I felt it on Sunday looking at those pictures.

It registered so deeply with me because I never really allowed myself to feel this before I got sober.


I distinctly remember going to a Senior’s graduation party the afternoon after she’d passed away. Telling myself it would be social suicide to skip it and not to act sad or tell anyone what happened, I soldiered on. I had appearances to keep up. Or so I told myself.


So I ignored the grief. I stuffed it away, until I drowned it with the rest of my feelings in my alcoholism.


Aside from telling people where my middle name came from, I barely talked about Grandma for years. I was crippled by pain and terrified to feel my feelings about her actually being gone.


In the lowest points of my drinking, when I was begging to stop I’d think of her. Of what she’d think of where I was, how far I’d fallen. I knew how much it must have killed her to see me like that. “But she’s already dead,” I’d told myself in more than one drunken stupor, continuing the years of stuffing the feeling down.

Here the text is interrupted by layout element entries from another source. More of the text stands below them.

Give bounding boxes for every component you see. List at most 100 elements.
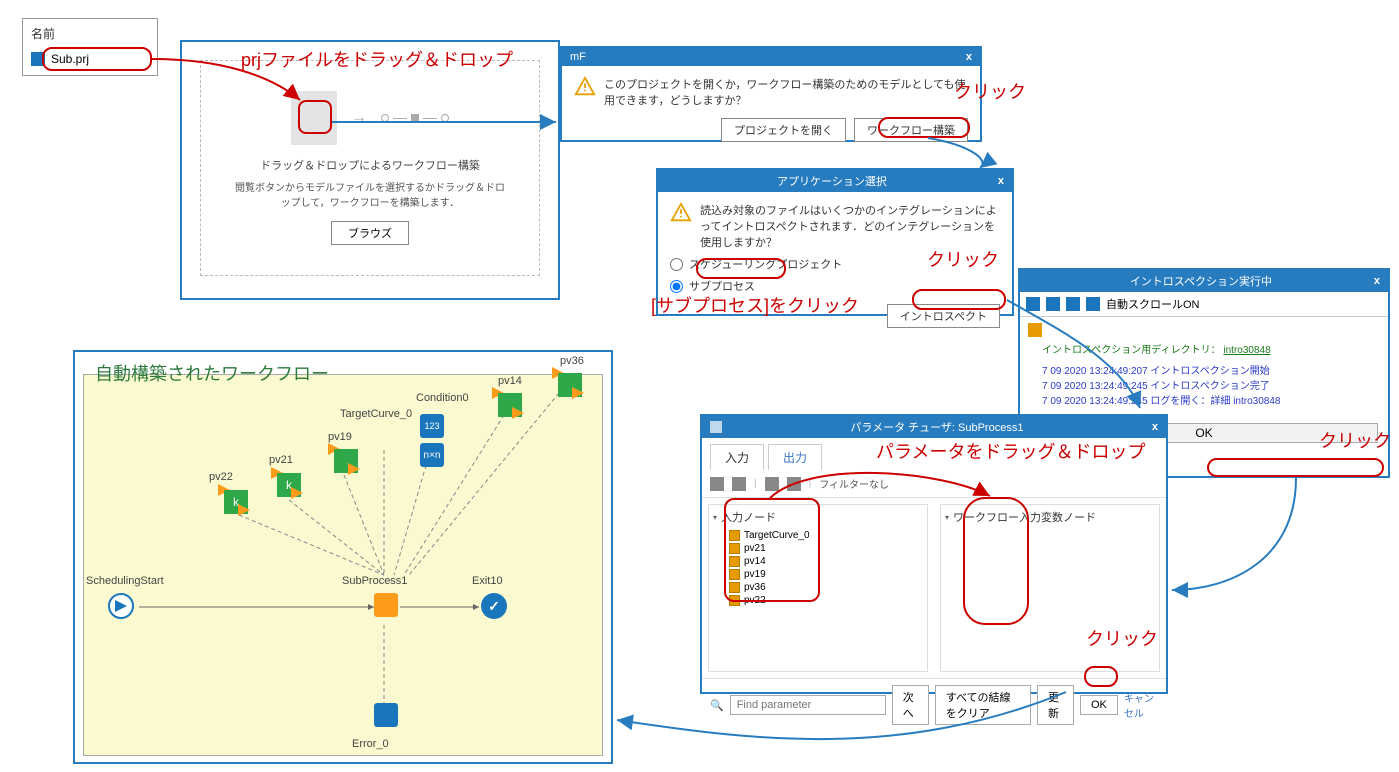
param-title: パラメータ チューザ: SubProcess1 <box>722 419 1152 435</box>
radio-subprocess-input[interactable] <box>670 280 683 293</box>
param-columns: 入力ノード TargetCurve_0 pv21 pv14 pv19 pv36 … <box>702 498 1166 678</box>
filter-label[interactable]: フィルターなし <box>819 476 889 491</box>
log-save-icon[interactable] <box>1086 297 1100 311</box>
param-leaf[interactable]: pv22 <box>713 594 923 607</box>
dialog2-titlebar: アプリケーション選択 x <box>658 170 1012 192</box>
param-cancel-link[interactable]: キャンセル <box>1124 690 1158 720</box>
node-label-pv21: pv21 <box>269 454 293 466</box>
file-name: Sub.prj <box>51 52 89 66</box>
node-label-exit: Exit10 <box>472 575 503 587</box>
radio-scheduling-label: スケジューリングプロジェクト <box>689 256 842 272</box>
param-leaf[interactable]: pv19 <box>713 568 923 581</box>
log-line: 7 09 2020 13:24:49:207 イントロスペクション開始 <box>1028 362 1380 377</box>
dropzone-icons: → <box>231 91 509 145</box>
file-list-panel: 名前 Sub.prj <box>22 18 158 76</box>
node-label-pv19: pv19 <box>328 431 352 443</box>
find-parameter-input[interactable] <box>730 695 886 715</box>
node-label-cond: Condition0 <box>416 392 469 404</box>
tool-icon[interactable] <box>732 477 746 491</box>
param-icon <box>729 582 740 593</box>
next-button[interactable]: 次へ <box>892 685 929 725</box>
dialog3-titlebar: イントロスペクション実行中 x <box>1020 270 1388 292</box>
tab-input[interactable]: 入力 <box>710 444 764 470</box>
node-label-pv36-outer: pv36 <box>560 355 584 367</box>
tool-icon[interactable] <box>710 477 724 491</box>
warning-icon <box>574 76 596 98</box>
search-icon: 🔍 <box>710 699 724 712</box>
dialog-param-chooser: パラメータ チューザ: SubProcess1 x 入力 出力 | | フィルタ… <box>700 414 1168 694</box>
dropzone-title: ドラッグ＆ドロップによるワークフロー構築 <box>231 157 509 173</box>
node-pv36[interactable] <box>558 373 586 401</box>
node-subprocess[interactable] <box>374 593 402 621</box>
browse-button[interactable]: ブラウズ <box>331 221 409 245</box>
log-delete-icon[interactable] <box>1046 297 1060 311</box>
log-line: 7 09 2020 13:24:49:245 イントロスペクション完了 <box>1028 377 1380 392</box>
dialog-open-or-build: mF x このプロジェクトを開くか，ワークフロー構築のためのモデルとしても使用で… <box>560 46 982 142</box>
node-label-subprocess: SubProcess1 <box>342 575 407 587</box>
tab-output[interactable]: 出力 <box>768 444 822 470</box>
param-left-header: 入力ノード <box>713 509 923 525</box>
node-target[interactable]: 123 <box>420 414 448 442</box>
node-pv19[interactable] <box>334 449 362 477</box>
node-pv14[interactable] <box>498 393 526 421</box>
tool-icon[interactable] <box>787 477 801 491</box>
dialog2-message: 読込み対象のファイルはいくつかのインテグレーションによってイントロスペクトされま… <box>700 202 1000 250</box>
file-list-header: 名前 <box>23 19 157 48</box>
radio-scheduling-input[interactable] <box>670 258 683 271</box>
node-error[interactable] <box>374 703 402 731</box>
dropzone-inner[interactable]: → ドラッグ＆ドロップによるワークフロー構築 閲覧ボタンからモデルファイルを選択… <box>200 60 540 276</box>
param-leaf[interactable]: pv21 <box>713 542 923 555</box>
log-filter-icon[interactable] <box>1066 297 1080 311</box>
param-icon <box>729 569 740 580</box>
dropzone-panel[interactable]: → ドラッグ＆ドロップによるワークフロー構築 閲覧ボタンからモデルファイルを選択… <box>180 40 560 300</box>
dialog2-title: アプリケーション選択 <box>666 173 998 189</box>
node-label-target: TargetCurve_0 <box>340 408 412 420</box>
param-right-col[interactable]: ワークフロー入力変数ノード <box>940 504 1160 672</box>
param-tabs: 入力 出力 <box>702 438 1166 470</box>
log-body: イントロスペクション用ディレクトリ： intro30848 7 09 2020 … <box>1020 317 1388 413</box>
dialog1-titlebar: mF x <box>562 48 980 66</box>
param-leaf[interactable]: pv14 <box>713 555 923 568</box>
node-pv22[interactable]: k <box>224 490 252 518</box>
workflow-canvas[interactable]: pv22 k pv21 k pv19 TargetCurve_0 Conditi… <box>83 374 603 756</box>
param-leaf[interactable]: TargetCurve_0 <box>713 529 923 542</box>
node-start[interactable] <box>108 593 136 621</box>
dialog3-title: イントロスペクション実行中 <box>1028 273 1374 289</box>
update-button[interactable]: 更新 <box>1037 685 1074 725</box>
param-leaf[interactable]: pv36 <box>713 581 923 594</box>
radio-scheduling[interactable]: スケジューリングプロジェクト <box>670 256 1000 272</box>
log-toolbar: 自動スクロールON <box>1020 292 1388 317</box>
document-icon <box>291 91 337 145</box>
param-close-icon[interactable]: x <box>1152 421 1158 433</box>
node-label-pv14: pv14 <box>498 375 522 387</box>
dialog2-close-icon[interactable]: x <box>998 175 1004 187</box>
tool-icon[interactable] <box>765 477 779 491</box>
param-right-header: ワークフロー入力変数ノード <box>945 509 1155 525</box>
param-title-icon <box>710 421 722 433</box>
radio-subprocess-label: サブプロセス <box>689 278 755 294</box>
log-clear-icon[interactable] <box>1026 297 1040 311</box>
dialog3-close-icon[interactable]: x <box>1374 275 1380 287</box>
radio-subprocess[interactable]: サブプロセス <box>670 278 1000 294</box>
param-icon <box>729 543 740 554</box>
file-row-sub-prj[interactable]: Sub.prj <box>23 48 157 70</box>
param-ok-button[interactable]: OK <box>1080 695 1118 715</box>
log-dir-link[interactable]: intro30848 <box>1223 345 1270 356</box>
project-file-icon <box>31 52 45 66</box>
autoscroll-label: 自動スクロールON <box>1106 296 1200 312</box>
dialog1-app: mF <box>570 51 586 63</box>
log-dir-label: イントロスペクション用ディレクトリ： <box>1042 345 1221 356</box>
param-icon <box>729 556 740 567</box>
node-cond[interactable]: n×n <box>420 443 448 471</box>
warning-icon <box>670 202 692 224</box>
dialog1-close-icon[interactable]: x <box>966 51 972 63</box>
node-exit[interactable]: ✓ <box>481 593 509 621</box>
param-left-col[interactable]: 入力ノード TargetCurve_0 pv21 pv14 pv19 pv36 … <box>708 504 928 672</box>
node-label-pv22: pv22 <box>209 471 233 483</box>
log-line: 7 09 2020 13:24:49:245 ログを開く：詳細 intro308… <box>1028 392 1380 407</box>
introspect-button[interactable]: イントロスペクト <box>887 304 1000 328</box>
node-pv21[interactable]: k <box>277 473 305 501</box>
clear-links-button[interactable]: すべての結線をクリア <box>935 685 1031 725</box>
open-project-button[interactable]: プロジェクトを開く <box>721 118 846 142</box>
build-workflow-button[interactable]: ワークフロー構築 <box>854 118 968 142</box>
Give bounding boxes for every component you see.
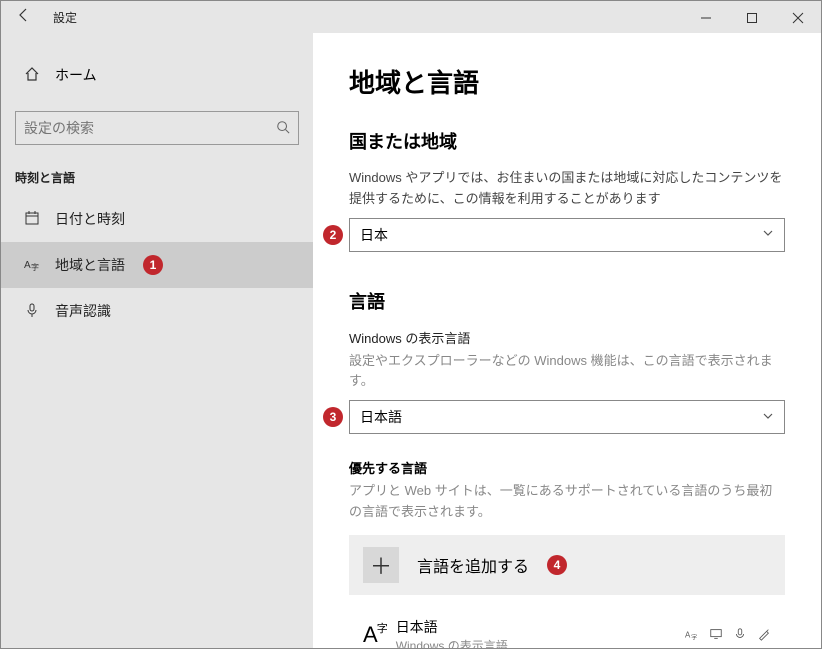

In the darkest moments, my Dad would help me hold on to hope by reminding me that he trusted that my Grandma was looking out for me. She had a plan. It might have been confusing at times. She may have taught me some hard (and justified) lessons and let me get my ass kicked when I deserved it- but still it was all a part of her plan. It had to be.


For a while Gram was my higher power, because safe in her arms I knew I was going to make it. I can’t even count the times she got me through, the times I got so desperate I didn’t have anything to hold onto except faith in her.


I wish she could see me now. Can’t imagine what she’d think now that we’ve finally made it.


But of course I know she already knows. I know that as much as it must have killed her to watch me struggle for so long, she knew the bigger picture. She knew where I’d end up today, with it all being worth it.


Since getting sober, I’ve mourned the loss of this amazing woman for the first time. I feel it more regularly, but I also feel her more regularly.


In getting sober, I’ve become acutely, miraculously aware of the fact that she never really was gone. Call me crazy, but I remember seeing a cardinal circling outside the window this last time I was in treatment and realizing, just knowing, that was her.



When I was drinking I was numbing out her. Today with my sobriety I have her back.


I’m getting teary eyed thinking about it now. As if I started this post without tears.


But today I welcome them. Because today, I’m finally processing my feelings about my grandma.


It is another one of the amazing and unexpected gifts sobriety has given me.


Today I can say that I miss her and feel every last bit of feeling I have about that. Not only do I welcome the feelings, I’m grateful for them. Because I know that their presence means I’m doing this the way I’m supposed to, the way she’d have me do it.


Because of them, I know she’s proud. Because I can feel it.